According to Pollard, lo-fi gear and the limited palette of four- and eight-track recording can be liberating: "Making records like that forces you to be creative, like the Beatles." More than anything, he says, "records don't have to sound like a million dollars. They just have to capture the spirit if the music. A lot of bands spend so much time recording their songs when they should pay more attention to sequencing and the titles, the graphics and packaging - that's the art of it."

For recording vocals, Sprout has come to adore a Conneaut Audio Devices Equitek E-100 tube microphone for its warmth and prescence, in league with an ART Tube MP mic preamp; he also employs a Shure SM57, a Shure Prologue, and a Electro-Voice RE18, which works well with the Memory Man on vocals. He has a new drum kit, a spare mid-to-late-Sixties Singerland, and an old drum machine, the Roland TR-505. Sprout records drums and vocals in the laundry room and tracks piano and guitars in the adjacent garage, which usually holds a customized Hiwatt 100 head, as well as a Sovtek MIG 100 head, a Gibson Hawk, a Fender Dual Showman, a Musicman 212-HD amp, and an Ampeg SS-140C amp. In the garage, Sprout also keeps a Yamaha PSS-270 stereo keyboard and a George Steck upright piano, which belonged to his great-grandmother and is at least 80 years old.

Sprout's main guitar is a Fender Telecaster (a '66 or '67, he's not sure), and he also uses an early-Eighties Gibson Les Paul Studio and a Fender Squier bass; Pollard strums an old Harmony semi-hollow-body.

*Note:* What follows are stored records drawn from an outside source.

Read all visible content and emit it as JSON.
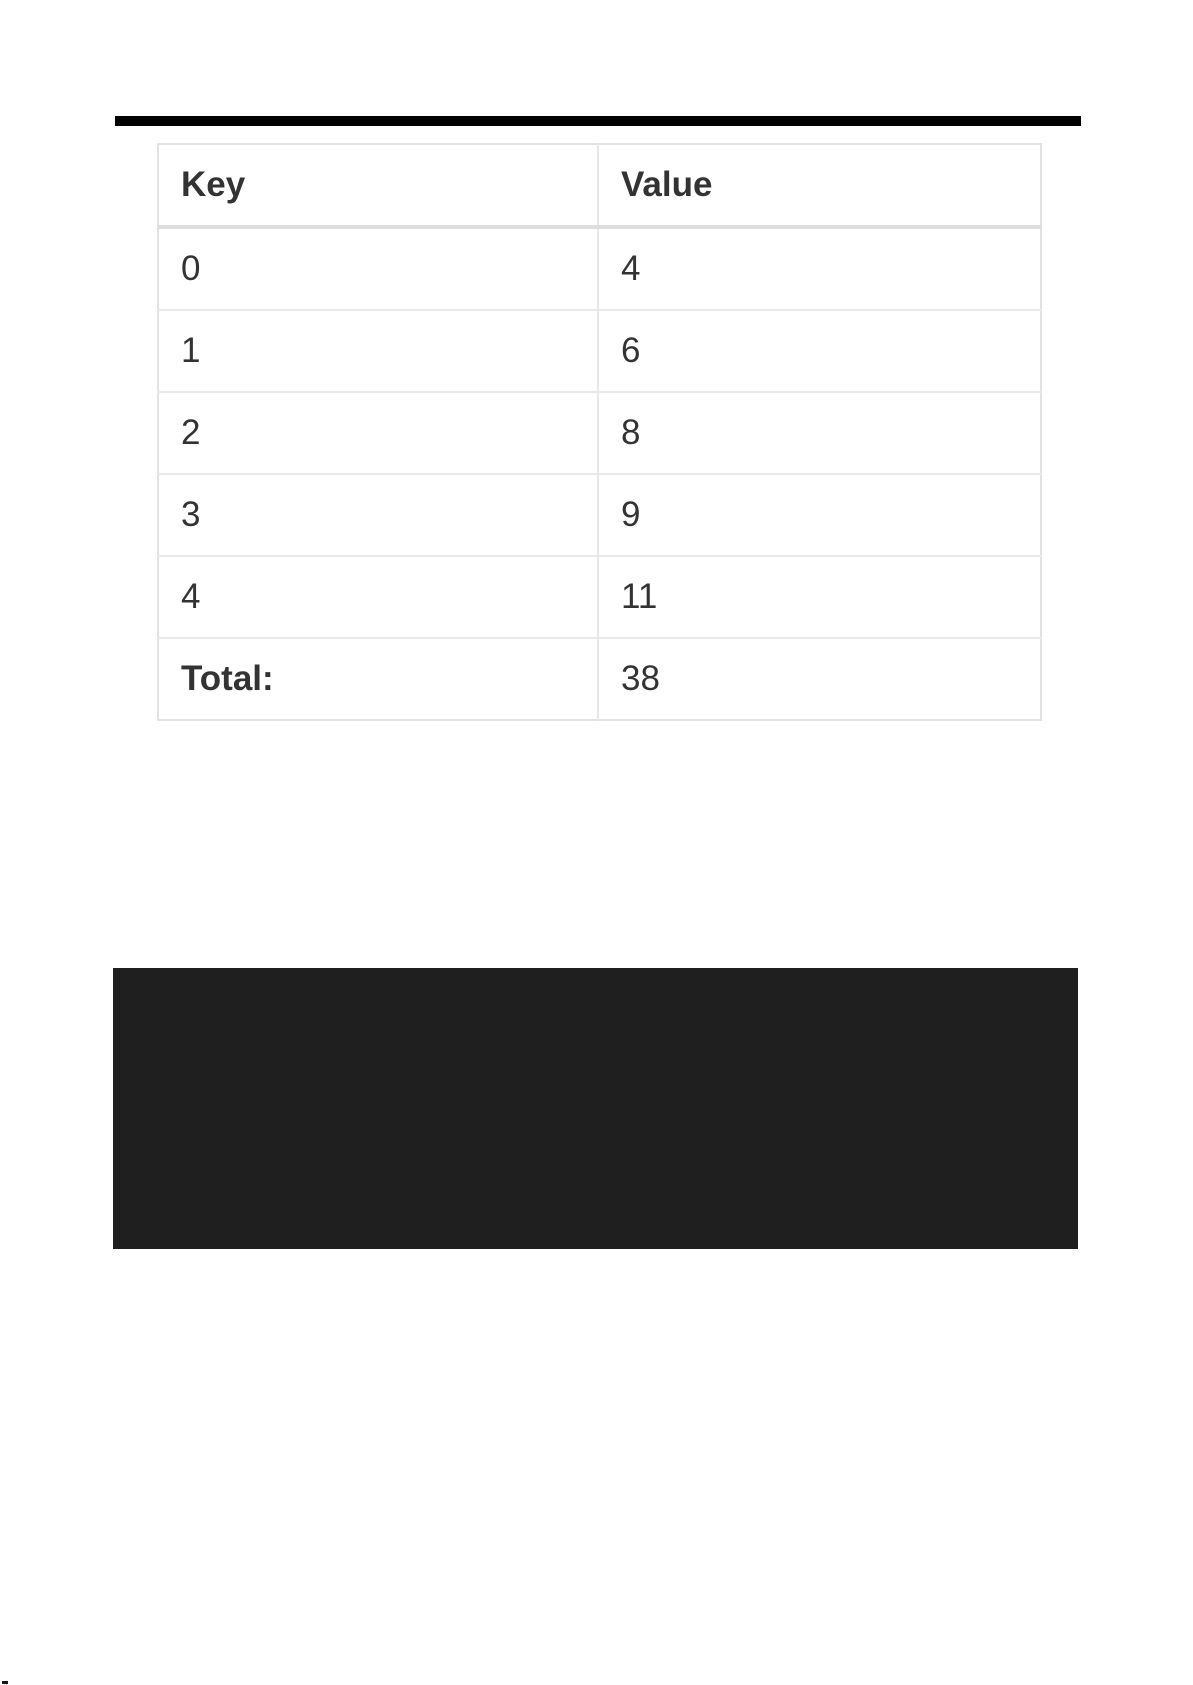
{
  "table": {
    "columns": [
      "Key",
      "Value"
    ],
    "rows": [
      {
        "key": "0",
        "value": "4"
      },
      {
        "key": "1",
        "value": "6"
      },
      {
        "key": "2",
        "value": "8"
      },
      {
        "key": "3",
        "value": "9"
      },
      {
        "key": "4",
        "value": "11"
      }
    ],
    "total": {
      "label": "Total:",
      "value": "38"
    }
  },
  "colors": {
    "divider": "#000000",
    "panel_background": "#1e1f1e",
    "table_border": "#e2e2e2",
    "text": "#333333"
  }
}
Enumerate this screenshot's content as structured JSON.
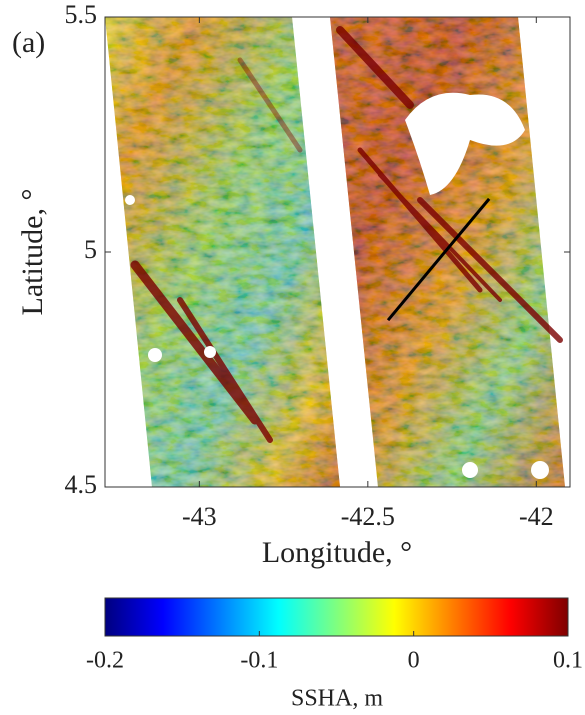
{
  "chart_data": {
    "type": "heatmap",
    "panel_label": "(a)",
    "xlabel": "Longitude, °",
    "ylabel": "Latitude, °",
    "xlim": [
      -43.28,
      -41.9
    ],
    "ylim": [
      4.5,
      5.5
    ],
    "xticks": [
      -43,
      -42.5,
      -42
    ],
    "yticks": [
      4.5,
      5,
      5.5
    ],
    "colorbar": {
      "label": "SSHA, m",
      "colormap": "jet",
      "lim": [
        -0.2,
        0.1
      ],
      "ticks": [
        -0.2,
        -0.1,
        0,
        0.1
      ]
    },
    "transect": {
      "color": "#000000",
      "x": [
        -42.44,
        -42.14
      ],
      "y": [
        4.855,
        5.113
      ]
    }
  }
}
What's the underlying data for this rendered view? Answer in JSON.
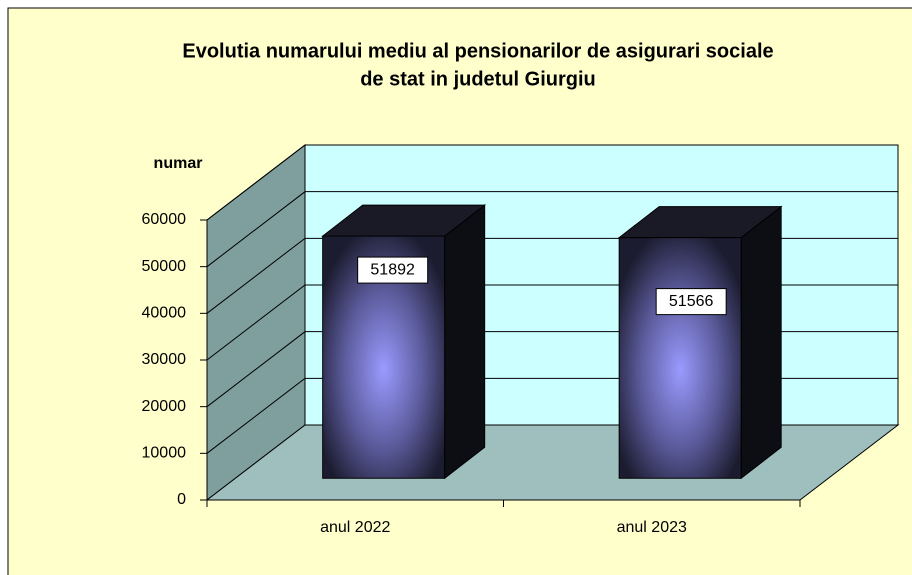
{
  "chart_data": {
    "type": "bar3d",
    "title": [
      "Evolutia numarului mediu al pensionarilor de asigurari sociale",
      "de stat in judetul Giurgiu"
    ],
    "y_label": "numar",
    "categories": [
      "anul 2022",
      "anul 2023"
    ],
    "values": [
      51892,
      51566
    ],
    "ylim": [
      0,
      60000
    ],
    "yticks": [
      0,
      10000,
      20000,
      30000,
      40000,
      50000,
      60000
    ],
    "grid": true,
    "color": "#9999ff"
  }
}
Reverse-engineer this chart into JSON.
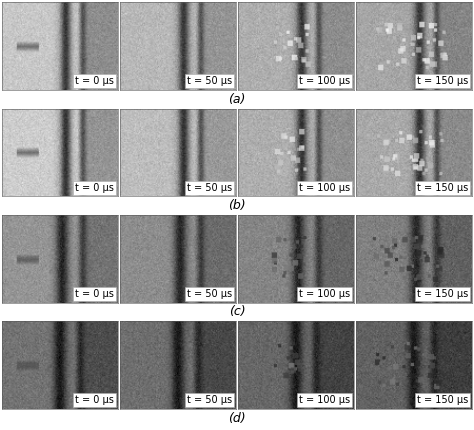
{
  "rows": 4,
  "cols": 4,
  "row_labels": [
    "(a)",
    "(b)",
    "(c)",
    "(d)"
  ],
  "time_labels": [
    "t = 0 μs",
    "t = 50 μs",
    "t = 100 μs",
    "t = 150 μs"
  ],
  "bg_color": "#ffffff",
  "label_fontsize": 7,
  "row_label_fontsize": 9,
  "label_box_color": "#ffffff",
  "label_text_color": "#000000",
  "figure_width": 4.74,
  "figure_height": 4.3
}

Longtime GBV guitarist Mitch Mitchell brings over his Les Pauls and Marshalls for that " 'Heavy Metal Country' sound," Pollard says (referring to the psychedelic power ballad on the recent Sunfish Holy Breakfast EP), and Pollard's brother and frequent collaborator Jim brings over his Gibson SG on occasion. For guitar effects, they'll use a fuzz box sometimes but mostly like to "turn it up really loud and get that natural distortion," says Pollard.

Sprout and Pollard spend most of their time working on vocal effects, at times even taping the band live on one track and using the rest for vocals. Besides the all-important Memory Man, Sprout's other processing gear includes an Alesis MicroVerb 4 and an ART SC2 compressor/limiter/gate. For monitoring and dubbing, his setup is decidely retro: a late-Seventies Yamaha CR-240 stereo receiver he's had since high school, a JVC TD-W218 dual-cassette deck, a small early-model Advent speaker, and an old Pioneer HPM-900 speaker.

Although he's recording songs on his eight-track for his second solo album, Sprout says he's getting frustrated with his equipment and is considering an upgrade to 16-track ADAT. Pollard, too, is seeking more expansive sonics. "You can get some cool sounds at home, but you can't get a room-filling big rock sound - although I think we got a bit more crunch on our records than a lot of lo-fi bands," he says."Our challenge now is to go into a regular studio and make records while incorporating all the things we learned in the basement. Still, I'll probably always want to record some things here: short songs, acoustic things, stuff that has no chance of getting played on the radio."

Both husbands and fathers, Pollard and Sprout fully appreciate the advantages of home recording, with the wife and kids close by and a beer-stocked refrigerator that never closes. But they realize the disadvantages, too, what with the wife and kids close by and a beer-stocked refrigerator that never closes. "Once Mitch and I came home drunk at four in the morning and cranked the shit up at my house," Pollard says. "We wrote 'Postal Blowfish' and some other cool songs that night. But then my wife almost divorced me the next morning."